Along the lines of work by James Pennebaker (Opening Up) and Louise DeSalvo (Writing as a Way of Healing) and influenced by the 12-step programs promoting healing through writing and sharing stories, Larissa Shmailo has developed a class called Writing Resilience and now, this workbook.  As a practicing clinician, this book gives me a valuable new tool to offer to my clients.

—Susan E. Oringel, clinical psychologist, writer and author of My Coney Island

 

Larissa Shmailo's Writing Resilience Workbook can serve as a useful additional modality of recovery process for people suffering from anxiety, depression, chronic mental illness, and addictions. Writing a memoir, even if the author is doing it for his family and friends, is therapeutic, especially during the pandemic.

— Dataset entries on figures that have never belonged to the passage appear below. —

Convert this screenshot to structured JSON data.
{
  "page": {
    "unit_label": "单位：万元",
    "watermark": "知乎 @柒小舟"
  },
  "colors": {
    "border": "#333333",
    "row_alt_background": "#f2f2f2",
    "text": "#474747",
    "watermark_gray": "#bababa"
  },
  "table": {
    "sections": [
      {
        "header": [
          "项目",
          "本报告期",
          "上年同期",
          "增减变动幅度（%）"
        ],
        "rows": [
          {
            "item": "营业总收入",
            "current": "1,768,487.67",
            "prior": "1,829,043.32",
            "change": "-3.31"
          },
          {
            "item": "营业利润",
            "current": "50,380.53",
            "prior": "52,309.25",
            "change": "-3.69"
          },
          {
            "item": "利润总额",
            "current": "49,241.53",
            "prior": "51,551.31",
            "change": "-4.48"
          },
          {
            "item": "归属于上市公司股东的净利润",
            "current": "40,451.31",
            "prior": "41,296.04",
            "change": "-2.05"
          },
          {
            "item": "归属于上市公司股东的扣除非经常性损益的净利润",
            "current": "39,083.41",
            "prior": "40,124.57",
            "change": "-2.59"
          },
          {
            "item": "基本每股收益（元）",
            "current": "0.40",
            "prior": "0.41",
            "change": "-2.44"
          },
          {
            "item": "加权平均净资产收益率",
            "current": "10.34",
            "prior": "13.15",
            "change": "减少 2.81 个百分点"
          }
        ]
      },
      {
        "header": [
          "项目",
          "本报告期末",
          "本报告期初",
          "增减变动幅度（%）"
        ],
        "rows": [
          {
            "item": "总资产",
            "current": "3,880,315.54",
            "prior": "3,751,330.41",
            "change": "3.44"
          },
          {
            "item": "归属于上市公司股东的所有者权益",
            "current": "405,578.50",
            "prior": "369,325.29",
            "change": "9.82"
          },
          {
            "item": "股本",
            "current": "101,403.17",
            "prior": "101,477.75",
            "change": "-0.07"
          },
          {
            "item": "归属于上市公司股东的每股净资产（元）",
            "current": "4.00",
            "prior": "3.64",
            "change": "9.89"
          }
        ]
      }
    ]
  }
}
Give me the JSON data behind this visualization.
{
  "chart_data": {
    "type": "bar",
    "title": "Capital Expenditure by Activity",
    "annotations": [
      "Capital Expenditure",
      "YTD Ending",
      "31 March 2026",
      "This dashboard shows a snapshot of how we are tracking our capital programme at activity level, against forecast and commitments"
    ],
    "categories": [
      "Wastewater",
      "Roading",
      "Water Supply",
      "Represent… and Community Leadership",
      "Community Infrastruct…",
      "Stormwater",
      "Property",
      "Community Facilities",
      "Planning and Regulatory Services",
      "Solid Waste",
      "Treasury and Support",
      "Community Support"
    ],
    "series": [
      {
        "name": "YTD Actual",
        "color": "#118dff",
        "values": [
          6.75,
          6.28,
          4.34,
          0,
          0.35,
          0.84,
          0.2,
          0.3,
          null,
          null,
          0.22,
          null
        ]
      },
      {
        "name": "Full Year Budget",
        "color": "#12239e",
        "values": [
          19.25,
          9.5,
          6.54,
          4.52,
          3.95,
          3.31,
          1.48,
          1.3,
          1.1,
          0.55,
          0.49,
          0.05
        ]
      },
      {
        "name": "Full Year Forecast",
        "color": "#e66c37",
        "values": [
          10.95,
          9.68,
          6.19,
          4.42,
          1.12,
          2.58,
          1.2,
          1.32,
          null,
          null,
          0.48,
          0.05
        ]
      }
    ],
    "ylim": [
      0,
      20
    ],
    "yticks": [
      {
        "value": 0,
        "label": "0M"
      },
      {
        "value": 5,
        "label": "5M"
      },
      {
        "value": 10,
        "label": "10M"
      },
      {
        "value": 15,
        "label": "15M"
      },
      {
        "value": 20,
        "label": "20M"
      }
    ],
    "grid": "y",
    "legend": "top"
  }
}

I could definitely recommend her workbook to those of my patients who like reading and would appreciate this innovative writing workshop.

—Anna Halberstadt, poet, translator, clinical psychologist and author of Vilnius Diary

A vein of anguish unseen in curriculum vitae or literary biographies runs through my life. My bio says that in high school, I won the drama and English awards, had perfect board scores, won national recognition for literary criticism. What it doesn’t say is that a month before, I attempted suicide by taking hundreds of over-the-counter morphine pills in a Lugano hotel, that I was found wandering the hotel halls naked and babbling, and was swiftly taken to a local hospital, where I am told I punched a nun. I was 17; it would be years before I would be diagnosed with bipolar disorder, and more still until I self-diagnosed as an alcoholic. In those intervening years I was a prostitute, a translator too drunk to recognize her renown, and a bride widowed on her honeymoon.